Op zijn vraag om een aalmoes krijgt de verlamde van Petrus en Johannes echter een ongewoon antwoord. Het “Kijk ons aan” wekt verwachtingen. De verlamde moet op een andere wijze naar hen zien. Niet slechts in afwachting ‘iets’ te krijgen. Geld hoeft hij van Petrus en Johannes niet te verwachten. Dat hebben zij niet.
De ware schat van de kerk ligt in het evangelie van de Naam van Jezus Christus. En in Zijn Naam zal Petrus de verlamde genezen. In dit geloof grijpt Petrus de man bij de hand en richt hem op. Geen geleidelijke revalidatie met rollator of stok. Het wonder vindt direct plaats, van het ene op het andere ogenblik. En als de evangelist Lucas - zelf een arts - dit zegt…

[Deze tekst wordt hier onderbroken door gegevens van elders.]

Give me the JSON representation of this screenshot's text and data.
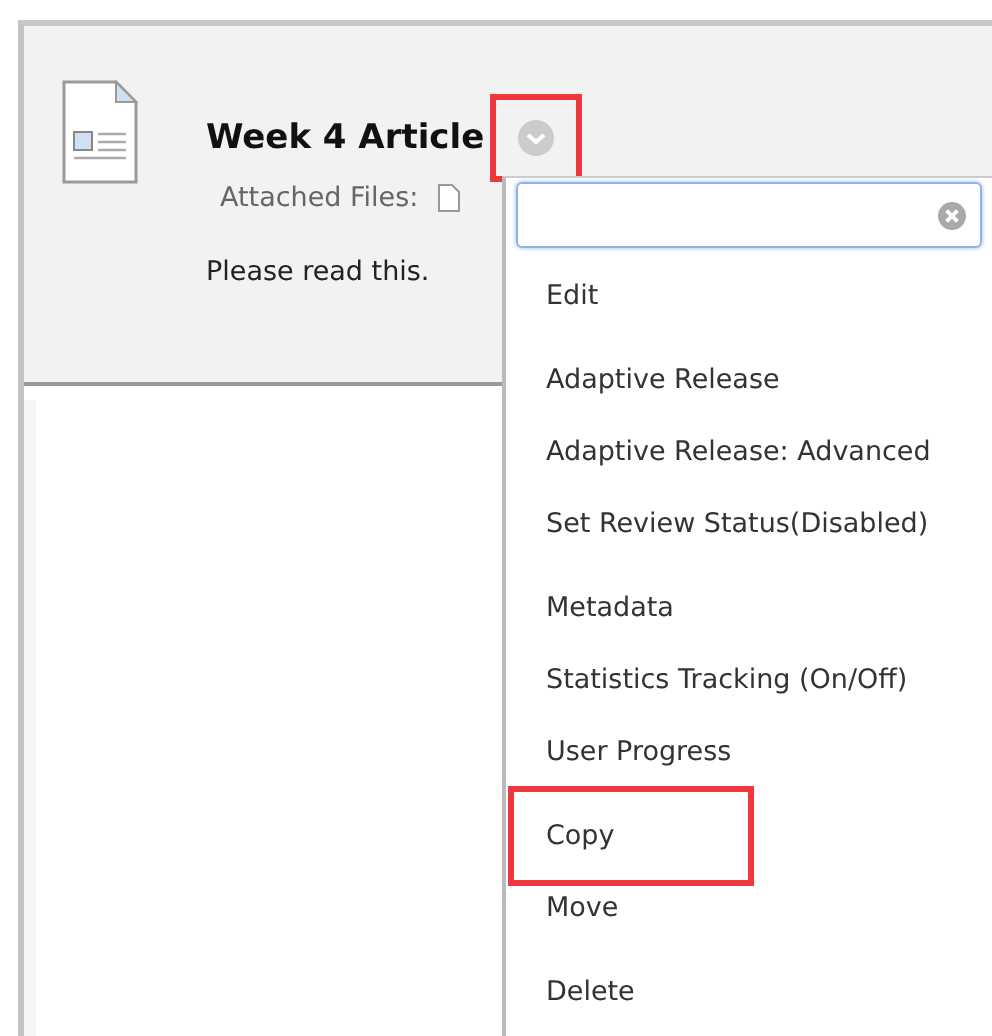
{
  "item": {
    "title": "Week 4 Article",
    "menu_button": {
      "highlighted": true
    },
    "attached_label": "Attached Files:",
    "description": "Please read this."
  },
  "menu": {
    "groups": [
      [
        {
          "label": "Edit",
          "highlighted": false
        }
      ],
      [
        {
          "label": "Adaptive Release",
          "highlighted": false
        },
        {
          "label": "Adaptive Release: Advanced",
          "highlighted": false
        },
        {
          "label": "Set Review Status(Disabled)",
          "highlighted": false
        }
      ],
      [
        {
          "label": "Metadata",
          "highlighted": false
        },
        {
          "label": "Statistics Tracking (On/Off)",
          "highlighted": false
        },
        {
          "label": "User Progress",
          "highlighted": false
        }
      ],
      [
        {
          "label": "Copy",
          "highlighted": true
        },
        {
          "label": "Move",
          "highlighted": false
        }
      ],
      [
        {
          "label": "Delete",
          "highlighted": false
        }
      ]
    ]
  }
}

Zo passief en afwachtend als hij was, zo actief is hij nu. Hij springt op, staat, loopt, gaat de tempel binnen, en hij looft God. Zijn activiteit toont dat hij werkelijk genezen is. Gewoon niet voor te stellen. En de omstanders zijn dan ook zeer verbaasd en buiten zichzelf, Verwonderd staren zij Petrus en Johannes aan. Het is moeilijk om dan bescheiden te blijven.
Toch wijst Petrus er nadrukkelijk op dat deze verlamde niet door hun kracht of godsvrucht is genezen. Achter de genezing staat de macht van de door God opgewekte en verhoogde Christus. Dat is wat Petrus vervolgens aan de omstanders duidelijk gaat maken. Het is slechts uit genade dat de verlamde werd genezen.
Waar de Heilige Geest de naam van Jezus Christus aanwezig stelt en verheerlijkt, treden mensen terug. Daar wijst men anderen op het heil in Jezus Christus. Nee, het gaat niet om ons, niet om de Kerk, maar om het heil, het Koninkrijk van God.